The cypherpunk movement began as a roughly connected group in the late 1980s and early ’90s that communicated primarily through online mailing lists. It was seriously influenced by the hacker subgroup, the rising concern over personal civil rights and the disturbing consequences of government monitoring. This made the cypherpunk movement one of the first to recognize the growing issue of online privacy. To address these concerns, cypherpunks placed a large importance on the execution of technology that supports their agenda, such as private encryption for secure anonymous networks, email, web browsing and financial transactions.

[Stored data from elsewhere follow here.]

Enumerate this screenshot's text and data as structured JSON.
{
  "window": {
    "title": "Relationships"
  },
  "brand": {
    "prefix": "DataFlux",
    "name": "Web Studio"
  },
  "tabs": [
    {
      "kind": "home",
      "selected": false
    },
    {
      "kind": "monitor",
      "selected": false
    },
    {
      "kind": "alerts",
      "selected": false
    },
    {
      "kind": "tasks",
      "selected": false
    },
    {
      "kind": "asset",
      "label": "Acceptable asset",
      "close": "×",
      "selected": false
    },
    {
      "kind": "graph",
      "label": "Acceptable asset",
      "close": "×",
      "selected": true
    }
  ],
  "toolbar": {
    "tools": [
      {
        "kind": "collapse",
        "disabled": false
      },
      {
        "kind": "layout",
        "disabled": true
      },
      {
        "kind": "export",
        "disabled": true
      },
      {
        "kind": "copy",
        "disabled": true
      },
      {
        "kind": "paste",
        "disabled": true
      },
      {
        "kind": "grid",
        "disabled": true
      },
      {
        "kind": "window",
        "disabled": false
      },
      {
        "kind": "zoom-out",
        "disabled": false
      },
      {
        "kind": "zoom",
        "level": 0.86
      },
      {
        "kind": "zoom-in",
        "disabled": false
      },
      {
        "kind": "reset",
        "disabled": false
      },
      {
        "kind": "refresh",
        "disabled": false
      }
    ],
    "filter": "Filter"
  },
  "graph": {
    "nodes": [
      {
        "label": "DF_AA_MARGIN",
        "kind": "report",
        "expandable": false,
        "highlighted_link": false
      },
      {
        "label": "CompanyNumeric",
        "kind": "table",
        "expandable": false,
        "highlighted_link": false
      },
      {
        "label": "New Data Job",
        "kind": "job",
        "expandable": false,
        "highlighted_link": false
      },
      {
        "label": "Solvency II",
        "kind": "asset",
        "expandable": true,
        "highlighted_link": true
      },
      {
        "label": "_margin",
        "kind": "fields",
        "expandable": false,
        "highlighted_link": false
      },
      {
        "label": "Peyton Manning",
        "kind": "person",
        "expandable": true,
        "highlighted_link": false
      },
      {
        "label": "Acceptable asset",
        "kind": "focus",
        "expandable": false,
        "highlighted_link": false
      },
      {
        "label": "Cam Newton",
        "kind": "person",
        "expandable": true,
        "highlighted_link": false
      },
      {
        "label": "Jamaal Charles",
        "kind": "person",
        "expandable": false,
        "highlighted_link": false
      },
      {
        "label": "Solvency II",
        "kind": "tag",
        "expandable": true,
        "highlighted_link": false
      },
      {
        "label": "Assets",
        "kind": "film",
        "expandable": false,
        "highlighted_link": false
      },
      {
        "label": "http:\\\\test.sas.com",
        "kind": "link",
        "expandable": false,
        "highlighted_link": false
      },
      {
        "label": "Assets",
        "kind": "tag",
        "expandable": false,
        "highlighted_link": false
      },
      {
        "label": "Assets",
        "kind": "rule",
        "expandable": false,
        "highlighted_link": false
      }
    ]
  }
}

It has been said many times: the decentralized cryptocurrency bitcoin was born from the open-minded ideas of the cypherpunk movement. Just recently Bitcoin.com chatted with cypherpunk Steve Schear, interim Chief Operating Officer at Stash Crypto, to discuss the history of this movement and the emerging technologies pushing it forward.

“Cypherpunks is gripping, vital reading, explaining clearly the way in which corporate and government control of the internet poses a fundamental threat to our freedom and democracy.”
Oliver Stone

Cypherpunk, a word that appeared in Eric Hughes’ “A Cypherpunk’s Manifesto” in 1993, combines the ideas of cyberpunk, the spirit of individualism in cyberspace, with the use of solid encryption (ciphertext is encrypted text) to preserve privacy. Cypherpunk advocates believe that the use of strong encryption algorithms will enable individuals to have safely private transactions and keep their privacy. They oppose any kind of government regulation of cryptography. They admit the likelihood that criminals and terrorists will damage the use of strong encryption systems, but accept the risk as the price to be paid for the individual’s right to privacy.